Hinter dem Erfolg der Brundtland-Kommission steckte gewiss das Glück der Chronologie. 1987 war genau das richtige Jahr für einen dramatischen Umweltappell. Im Jahr zuvor hatten der Super-GAU von Tschernobyl und der Chemieunfall von Sandoz die Gefahren der Großtechnik dokumentiert. Mit dem Montreal-Protokoll zum Schutz der Ozonschicht schien sich ein neues Zeitalter einer globalen Umweltpolitik anzubahnen. Der anthropogene Klimawandel wurde erstmals zum Gegenstand breiter Debatten. Auch die Dissidenten im Ostblock interessierten sich für Umweltprobleme. Eine Hochzeit grüner Debatten begann, die dann 1992 im Rio-Gipfel kulminierte. Und doch ging es um mehr als nur die Ausnutzung einer zeitlich günstigen Gelegenheit.

Auch hier hilft die Frage nach dem Gegenbegriff weiter. Das terminologische Gegenstück zur „Nachhaltigkeit“ war nichts weniger als der Untergang der menschlichen Zivilisation. „Das Überleben sichern“, lautete der düstere Titel des Berichts der Brandt’schen Nord-Süd-Kommission. Es drohte das moderne Äquivalent zur Holznot um 1800, der totale Kollaps, global und unwiederbringlich, und in der Zeit des Kalten Krieges, als jederzeit der „nukleare Holocaust“ eintreten konnte, hatte das eine unmittelbare Plausibilität. Der amerikanische Umwelthistoriker Jacob Hamblin hat kürzlich darauf hingewiesen, dass sich die Rhetorik der Umweltkrise und der Horrorvisionen des Kalten Krieges auffallend ähnelten.

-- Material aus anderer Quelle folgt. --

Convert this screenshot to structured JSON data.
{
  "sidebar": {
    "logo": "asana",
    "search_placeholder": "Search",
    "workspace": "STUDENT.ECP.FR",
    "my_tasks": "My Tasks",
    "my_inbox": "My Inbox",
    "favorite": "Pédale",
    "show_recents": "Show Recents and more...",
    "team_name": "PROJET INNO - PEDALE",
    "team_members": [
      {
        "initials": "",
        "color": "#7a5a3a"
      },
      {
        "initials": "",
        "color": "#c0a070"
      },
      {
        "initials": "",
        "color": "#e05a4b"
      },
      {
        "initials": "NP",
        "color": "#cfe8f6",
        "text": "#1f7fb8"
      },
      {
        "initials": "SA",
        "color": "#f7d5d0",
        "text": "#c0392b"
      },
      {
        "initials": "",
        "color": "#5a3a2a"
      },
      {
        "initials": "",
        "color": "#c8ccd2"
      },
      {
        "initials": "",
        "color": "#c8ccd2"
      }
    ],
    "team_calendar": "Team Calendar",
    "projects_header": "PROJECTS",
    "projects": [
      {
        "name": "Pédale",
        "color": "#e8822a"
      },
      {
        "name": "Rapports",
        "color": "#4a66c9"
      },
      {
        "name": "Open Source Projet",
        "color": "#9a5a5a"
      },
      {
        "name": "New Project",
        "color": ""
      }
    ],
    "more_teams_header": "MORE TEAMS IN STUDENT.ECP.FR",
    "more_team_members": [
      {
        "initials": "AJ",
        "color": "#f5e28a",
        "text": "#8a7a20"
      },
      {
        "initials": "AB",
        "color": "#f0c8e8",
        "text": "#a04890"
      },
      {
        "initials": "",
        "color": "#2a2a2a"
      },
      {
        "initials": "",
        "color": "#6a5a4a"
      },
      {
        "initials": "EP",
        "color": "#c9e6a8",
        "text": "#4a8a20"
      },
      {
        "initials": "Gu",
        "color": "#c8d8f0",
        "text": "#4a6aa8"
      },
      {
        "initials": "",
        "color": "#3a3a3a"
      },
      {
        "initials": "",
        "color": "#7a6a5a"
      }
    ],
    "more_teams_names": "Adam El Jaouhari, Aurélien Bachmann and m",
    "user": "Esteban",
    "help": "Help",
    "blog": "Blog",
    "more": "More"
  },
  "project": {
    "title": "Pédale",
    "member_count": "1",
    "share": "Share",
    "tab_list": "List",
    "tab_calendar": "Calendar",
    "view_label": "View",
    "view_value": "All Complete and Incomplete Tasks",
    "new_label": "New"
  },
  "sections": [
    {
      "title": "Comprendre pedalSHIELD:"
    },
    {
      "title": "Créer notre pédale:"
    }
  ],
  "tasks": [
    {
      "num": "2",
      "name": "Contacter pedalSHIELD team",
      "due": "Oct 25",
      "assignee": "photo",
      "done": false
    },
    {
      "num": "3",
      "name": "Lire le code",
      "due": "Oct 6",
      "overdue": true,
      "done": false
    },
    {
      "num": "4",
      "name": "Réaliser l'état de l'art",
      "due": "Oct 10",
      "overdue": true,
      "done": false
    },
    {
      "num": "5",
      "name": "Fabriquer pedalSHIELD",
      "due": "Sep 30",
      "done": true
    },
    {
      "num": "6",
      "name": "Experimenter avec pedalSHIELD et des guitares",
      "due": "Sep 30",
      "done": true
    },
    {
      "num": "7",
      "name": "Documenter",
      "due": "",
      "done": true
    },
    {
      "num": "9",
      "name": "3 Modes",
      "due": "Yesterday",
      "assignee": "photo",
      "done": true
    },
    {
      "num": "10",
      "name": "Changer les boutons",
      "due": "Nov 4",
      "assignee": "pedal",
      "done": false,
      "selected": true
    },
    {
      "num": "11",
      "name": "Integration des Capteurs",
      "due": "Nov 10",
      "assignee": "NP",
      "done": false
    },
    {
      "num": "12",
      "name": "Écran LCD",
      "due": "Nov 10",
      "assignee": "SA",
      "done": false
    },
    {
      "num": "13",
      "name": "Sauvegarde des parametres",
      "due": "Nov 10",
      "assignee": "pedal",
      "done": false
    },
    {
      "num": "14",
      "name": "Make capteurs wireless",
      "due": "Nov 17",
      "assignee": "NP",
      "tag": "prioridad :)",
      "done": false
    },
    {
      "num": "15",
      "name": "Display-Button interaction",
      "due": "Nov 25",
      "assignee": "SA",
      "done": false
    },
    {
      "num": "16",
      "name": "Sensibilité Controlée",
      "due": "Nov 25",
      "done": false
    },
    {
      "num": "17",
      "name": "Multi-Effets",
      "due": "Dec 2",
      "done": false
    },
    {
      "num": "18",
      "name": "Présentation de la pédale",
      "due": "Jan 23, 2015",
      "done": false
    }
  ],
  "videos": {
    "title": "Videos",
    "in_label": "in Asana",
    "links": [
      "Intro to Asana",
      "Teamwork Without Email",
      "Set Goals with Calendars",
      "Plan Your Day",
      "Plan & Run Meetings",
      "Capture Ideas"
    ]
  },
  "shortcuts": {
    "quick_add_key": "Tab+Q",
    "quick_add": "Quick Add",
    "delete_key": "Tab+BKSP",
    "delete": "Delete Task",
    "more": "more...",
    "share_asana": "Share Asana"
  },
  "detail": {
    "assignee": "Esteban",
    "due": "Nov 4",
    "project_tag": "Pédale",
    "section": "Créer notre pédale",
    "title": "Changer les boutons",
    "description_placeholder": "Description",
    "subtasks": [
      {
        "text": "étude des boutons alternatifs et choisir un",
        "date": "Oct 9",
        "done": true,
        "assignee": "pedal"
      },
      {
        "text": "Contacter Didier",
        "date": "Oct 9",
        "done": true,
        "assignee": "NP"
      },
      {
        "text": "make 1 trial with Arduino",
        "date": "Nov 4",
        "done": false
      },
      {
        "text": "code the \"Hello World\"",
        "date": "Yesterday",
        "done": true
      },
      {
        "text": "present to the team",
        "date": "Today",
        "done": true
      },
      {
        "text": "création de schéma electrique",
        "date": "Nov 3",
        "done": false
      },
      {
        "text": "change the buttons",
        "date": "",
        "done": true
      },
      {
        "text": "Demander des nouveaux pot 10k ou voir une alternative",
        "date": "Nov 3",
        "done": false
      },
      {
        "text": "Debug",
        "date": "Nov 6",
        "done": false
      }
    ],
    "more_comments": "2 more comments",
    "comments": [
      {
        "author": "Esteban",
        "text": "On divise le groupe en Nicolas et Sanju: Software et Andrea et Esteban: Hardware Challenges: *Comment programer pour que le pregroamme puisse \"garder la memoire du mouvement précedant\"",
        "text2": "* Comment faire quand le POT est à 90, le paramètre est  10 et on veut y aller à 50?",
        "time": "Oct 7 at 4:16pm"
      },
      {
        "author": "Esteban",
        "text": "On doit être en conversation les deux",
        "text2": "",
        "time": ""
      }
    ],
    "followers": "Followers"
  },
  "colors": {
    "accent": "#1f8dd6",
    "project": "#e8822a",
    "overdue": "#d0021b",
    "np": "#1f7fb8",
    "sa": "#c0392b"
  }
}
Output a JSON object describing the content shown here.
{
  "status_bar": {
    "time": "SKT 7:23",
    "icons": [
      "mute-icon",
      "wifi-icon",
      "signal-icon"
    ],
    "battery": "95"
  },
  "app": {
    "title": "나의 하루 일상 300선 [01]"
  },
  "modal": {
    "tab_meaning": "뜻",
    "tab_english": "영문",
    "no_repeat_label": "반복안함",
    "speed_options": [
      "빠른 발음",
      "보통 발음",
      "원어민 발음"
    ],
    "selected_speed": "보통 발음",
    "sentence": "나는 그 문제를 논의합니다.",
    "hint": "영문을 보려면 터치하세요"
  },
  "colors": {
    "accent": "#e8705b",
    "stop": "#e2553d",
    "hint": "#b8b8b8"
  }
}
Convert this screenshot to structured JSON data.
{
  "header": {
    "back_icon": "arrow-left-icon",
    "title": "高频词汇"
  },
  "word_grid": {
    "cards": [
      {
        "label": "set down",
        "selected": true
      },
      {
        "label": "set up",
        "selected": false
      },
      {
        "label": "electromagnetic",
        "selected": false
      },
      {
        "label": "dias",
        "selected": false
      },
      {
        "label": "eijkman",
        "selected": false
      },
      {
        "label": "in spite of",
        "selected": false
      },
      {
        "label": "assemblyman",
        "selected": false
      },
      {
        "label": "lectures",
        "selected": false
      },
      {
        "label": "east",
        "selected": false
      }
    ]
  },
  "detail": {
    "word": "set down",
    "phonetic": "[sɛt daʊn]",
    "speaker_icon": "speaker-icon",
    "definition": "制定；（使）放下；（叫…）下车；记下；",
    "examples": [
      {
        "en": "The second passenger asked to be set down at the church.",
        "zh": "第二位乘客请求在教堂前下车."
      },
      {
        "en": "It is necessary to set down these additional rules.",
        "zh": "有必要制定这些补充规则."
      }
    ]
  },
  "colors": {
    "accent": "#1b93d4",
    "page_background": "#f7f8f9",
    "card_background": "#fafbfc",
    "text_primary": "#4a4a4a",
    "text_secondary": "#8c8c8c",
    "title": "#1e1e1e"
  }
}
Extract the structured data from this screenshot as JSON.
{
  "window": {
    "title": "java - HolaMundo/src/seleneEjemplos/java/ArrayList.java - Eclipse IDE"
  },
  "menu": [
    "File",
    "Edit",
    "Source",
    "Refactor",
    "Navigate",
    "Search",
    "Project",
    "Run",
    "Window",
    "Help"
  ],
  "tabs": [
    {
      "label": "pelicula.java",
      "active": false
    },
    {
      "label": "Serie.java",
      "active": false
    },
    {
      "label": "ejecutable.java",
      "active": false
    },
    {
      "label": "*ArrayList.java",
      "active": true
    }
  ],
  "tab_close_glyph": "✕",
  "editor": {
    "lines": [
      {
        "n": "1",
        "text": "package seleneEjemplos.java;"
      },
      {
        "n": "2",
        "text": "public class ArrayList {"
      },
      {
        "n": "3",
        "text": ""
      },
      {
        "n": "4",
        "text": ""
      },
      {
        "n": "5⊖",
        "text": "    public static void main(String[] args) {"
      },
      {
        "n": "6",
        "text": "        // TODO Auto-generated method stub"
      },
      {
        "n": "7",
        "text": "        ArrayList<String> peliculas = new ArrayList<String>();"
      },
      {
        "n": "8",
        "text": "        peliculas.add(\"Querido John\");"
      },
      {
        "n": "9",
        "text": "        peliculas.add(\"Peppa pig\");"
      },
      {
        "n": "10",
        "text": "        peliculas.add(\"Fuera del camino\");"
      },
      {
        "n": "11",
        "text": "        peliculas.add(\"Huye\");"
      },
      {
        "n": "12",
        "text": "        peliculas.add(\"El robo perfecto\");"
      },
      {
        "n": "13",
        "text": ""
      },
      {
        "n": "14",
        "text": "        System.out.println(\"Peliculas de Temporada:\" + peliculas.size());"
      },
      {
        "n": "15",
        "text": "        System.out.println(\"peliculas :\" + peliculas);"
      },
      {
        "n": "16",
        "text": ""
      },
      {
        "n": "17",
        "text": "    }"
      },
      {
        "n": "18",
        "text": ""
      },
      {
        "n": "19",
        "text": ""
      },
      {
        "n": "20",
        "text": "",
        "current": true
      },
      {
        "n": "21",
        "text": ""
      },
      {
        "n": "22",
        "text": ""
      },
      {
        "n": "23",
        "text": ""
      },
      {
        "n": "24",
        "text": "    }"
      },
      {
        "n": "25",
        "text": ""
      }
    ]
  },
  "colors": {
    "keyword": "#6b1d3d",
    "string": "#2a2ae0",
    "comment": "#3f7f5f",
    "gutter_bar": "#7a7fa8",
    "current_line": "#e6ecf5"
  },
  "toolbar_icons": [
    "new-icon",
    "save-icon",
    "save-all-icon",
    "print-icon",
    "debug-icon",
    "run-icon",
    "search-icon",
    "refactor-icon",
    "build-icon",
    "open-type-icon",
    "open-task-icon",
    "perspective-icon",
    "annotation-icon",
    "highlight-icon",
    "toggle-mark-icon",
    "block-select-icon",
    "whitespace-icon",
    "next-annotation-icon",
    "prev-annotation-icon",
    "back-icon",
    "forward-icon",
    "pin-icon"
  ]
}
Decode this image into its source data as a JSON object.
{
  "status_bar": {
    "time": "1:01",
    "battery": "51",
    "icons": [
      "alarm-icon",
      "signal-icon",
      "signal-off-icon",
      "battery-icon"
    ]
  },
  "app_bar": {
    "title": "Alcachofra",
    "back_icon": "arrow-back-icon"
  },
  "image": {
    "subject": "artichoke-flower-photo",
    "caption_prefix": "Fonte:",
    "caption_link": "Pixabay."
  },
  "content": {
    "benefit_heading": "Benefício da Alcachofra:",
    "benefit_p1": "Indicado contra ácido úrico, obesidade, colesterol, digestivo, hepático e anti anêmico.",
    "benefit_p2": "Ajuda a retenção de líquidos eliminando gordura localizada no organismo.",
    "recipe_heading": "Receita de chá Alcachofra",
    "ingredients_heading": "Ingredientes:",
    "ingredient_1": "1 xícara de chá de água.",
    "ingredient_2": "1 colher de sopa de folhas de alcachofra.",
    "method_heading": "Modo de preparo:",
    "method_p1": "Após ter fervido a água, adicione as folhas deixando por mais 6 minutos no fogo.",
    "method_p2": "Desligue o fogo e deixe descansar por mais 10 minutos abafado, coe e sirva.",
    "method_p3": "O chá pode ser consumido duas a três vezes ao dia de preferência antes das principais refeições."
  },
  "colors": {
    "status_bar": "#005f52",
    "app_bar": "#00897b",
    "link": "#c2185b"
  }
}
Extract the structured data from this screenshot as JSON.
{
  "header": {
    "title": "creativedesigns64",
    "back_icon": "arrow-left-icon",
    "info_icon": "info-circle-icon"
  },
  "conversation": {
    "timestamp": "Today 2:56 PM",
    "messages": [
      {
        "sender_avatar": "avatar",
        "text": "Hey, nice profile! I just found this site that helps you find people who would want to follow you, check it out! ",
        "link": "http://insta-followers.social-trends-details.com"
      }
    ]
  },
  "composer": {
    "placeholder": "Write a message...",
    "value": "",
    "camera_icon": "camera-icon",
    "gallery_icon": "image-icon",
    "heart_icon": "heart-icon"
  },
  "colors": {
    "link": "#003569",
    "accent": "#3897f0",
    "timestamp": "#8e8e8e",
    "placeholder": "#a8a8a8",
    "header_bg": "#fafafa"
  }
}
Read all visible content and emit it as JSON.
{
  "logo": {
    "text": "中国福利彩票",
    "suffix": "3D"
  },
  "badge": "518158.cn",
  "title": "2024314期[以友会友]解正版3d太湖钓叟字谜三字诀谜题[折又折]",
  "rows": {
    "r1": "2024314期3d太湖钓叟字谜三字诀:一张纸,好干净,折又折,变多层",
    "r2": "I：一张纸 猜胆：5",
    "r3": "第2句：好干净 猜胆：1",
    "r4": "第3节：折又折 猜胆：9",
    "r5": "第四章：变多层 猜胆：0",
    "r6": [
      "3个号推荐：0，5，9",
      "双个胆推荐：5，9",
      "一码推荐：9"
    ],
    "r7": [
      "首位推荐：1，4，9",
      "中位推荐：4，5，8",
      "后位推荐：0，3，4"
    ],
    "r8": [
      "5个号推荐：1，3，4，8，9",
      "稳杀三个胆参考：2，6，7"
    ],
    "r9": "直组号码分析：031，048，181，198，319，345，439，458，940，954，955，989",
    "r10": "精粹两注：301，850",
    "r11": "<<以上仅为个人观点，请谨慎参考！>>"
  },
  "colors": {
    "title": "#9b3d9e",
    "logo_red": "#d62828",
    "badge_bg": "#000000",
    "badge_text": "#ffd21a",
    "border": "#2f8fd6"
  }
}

Frank Uekötter: Ein Haus auf schwankendem Boden: Überlegungen zur Begriffsgeschichte der Nachhaltigkeit. - In: APuZ 32-32/2014, S. 13-14. (http://www.bpb.de/apuz/188661/ein-haus-auf-schwankendem-boden-begriffsgeschichte?p=all, 08.10.2015)

Vokabular

das Zeitalterdie Epoche, die Ära
der Erdgipfelle Sommet de la Terre [des Nations unies sur l’Environnement et le Développement]
das Gremiumzur Erfüllung einer bestimmten Aufgabe gebildete Gruppe von Experten
der Verbandl’association
der Umbrucheine grundlegende Veränderung
die Vernetzungdie Verbindung (untereinander)
die Bedürfnisse (n.)les besoins
das Dornröschenla Belle au bois dormant
schlummernschlafen
sich anbahnen(langsam) entstehen, beginnen
anthropogendurch den Menschen verursacht
kulminierengipfeln, seinen/ihren Höhepunkt finden
der Untergangdas Zugrundegehen, das Ende

Mögliche Arbeitsaufträge:

  1. Erläutern Sie, warum der Begriff „Nachhaltigkeit“ Ende der 1980er Jahre den vom Autor beschriebenen „Aufstieg“ erlebte.